Estate planning laws, she adds, are provincially governed and therefore, there are different consequences for each province if dying intestate (without a will).
No matter your age, financial circumstances, or the manner in which you hold assets, “a will is still necessary to ensure an orderly transition of your affairs to the next generation,” says Masterman.
The Best Opportunity to Plan
“For those with children or dependents – minors or with special needs – a Will enables you to expressly name the guardians and determine the future needs (monetary or non-monetary) of these individuals,” DeLauretis says, adding even pets could be included in a Will as beneficiaries.
When you have dependents, such as a child, a partner or spouse or an elderly parent who rely on you, “your will is the best planning opportunity to ensure your assets are left in the best possible manner to provide them the support and comfort they will need,” asserts Masterman.
As well, assets with either a sentimental attachment to those you will leave behind or assets with a significant material value require advanced tax planning to transfer, he notes.
How Often Should Wills be Updated?
Wills need to be reviewed and updated to reflect the person's current situation and last wishes. An updated will should incorporate any changes brought about by major life events, including issues concerning health and relationships.
Some of the key events DeLauretis points out include divorce, separation, having children, death of a loved one, death of a beneficiary, death of an executor or guardian of minors, windfall of sudden wealth, changes in the charitable institution named in your will.
There are some other circumstances where a will must be reviewed such as relocation to a jurisdiction with different laws. “In some provinces, your common-law spouse will not be recognized as a beneficiary should you die without a will,” cautions Masterman.
If you have a new dependant since your will was signed, it may be another reason to take a fresh look at your will and make sure it reflects the new reality.
A will update may be triggered by “the discovery that one of your current family members has a special need or an elderly parent for whom you are providing care,” Masterman says.
The death of a beneficiary also warrants a will review: Do you wish to leave that beneficiary’s share to someone else or distribute it amongst other beneficiaries?
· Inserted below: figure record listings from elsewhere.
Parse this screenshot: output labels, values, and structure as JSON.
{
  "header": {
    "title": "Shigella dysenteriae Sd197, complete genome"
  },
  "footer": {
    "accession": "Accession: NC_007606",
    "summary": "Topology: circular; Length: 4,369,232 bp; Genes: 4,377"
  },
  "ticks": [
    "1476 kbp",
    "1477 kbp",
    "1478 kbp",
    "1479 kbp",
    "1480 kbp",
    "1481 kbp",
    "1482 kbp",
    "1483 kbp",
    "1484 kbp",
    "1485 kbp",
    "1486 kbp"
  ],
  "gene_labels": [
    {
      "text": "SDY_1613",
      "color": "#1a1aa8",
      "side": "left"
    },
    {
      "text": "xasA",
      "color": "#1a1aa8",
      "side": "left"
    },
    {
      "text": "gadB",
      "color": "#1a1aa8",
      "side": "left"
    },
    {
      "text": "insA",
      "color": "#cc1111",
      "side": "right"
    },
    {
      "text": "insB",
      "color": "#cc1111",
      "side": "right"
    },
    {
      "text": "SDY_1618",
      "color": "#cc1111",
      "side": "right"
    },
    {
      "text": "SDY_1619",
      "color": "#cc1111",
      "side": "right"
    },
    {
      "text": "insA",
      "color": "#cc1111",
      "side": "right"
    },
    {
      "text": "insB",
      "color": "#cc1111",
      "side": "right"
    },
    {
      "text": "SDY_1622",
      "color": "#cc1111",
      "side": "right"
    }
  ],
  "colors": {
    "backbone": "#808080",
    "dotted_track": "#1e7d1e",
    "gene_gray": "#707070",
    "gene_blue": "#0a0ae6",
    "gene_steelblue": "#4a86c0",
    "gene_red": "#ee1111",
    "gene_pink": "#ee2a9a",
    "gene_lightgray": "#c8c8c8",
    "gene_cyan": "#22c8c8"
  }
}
Does your Will still provide the distribution you envision? Those are some of the questions Masterman says must be addressed by the will holder.
Here's a handy estate planning checklist created by Morningstar’s Christine Benz.
Key Risks Around Wills
There are several common mistakes associated with a will. “The number one risk is failing to have a will or having an outdated one,” says Masterman, citing a study that shows 51% of adult Canadians do not have a will and 25% of Canadians with a will feel their document is out of date.
“Not creating a will because it is costly is a huge error in foresight,” says DeLauretis, who warns “do not underestimate the cost of legal fees in the absence of a valid will or a contested will.”
Another common error is to sign a will without conferring with the right advisors, including a lawyer, your financial advisor and in some circumstances your accountant. “All three will have valuable suggestions respecting tax efficiencies and planning opportunities,” Masterman notes.
Another common error is failing to include the proper administrative clauses to allow your executor to deal with your estate in a time and tax-efficient manner.
Failing to consider the ramifications of a beneficiary dying before you, and failing to deal with all your assets, including those with a sentimental value, could also have painful consequences that meticulous planning could mitigate.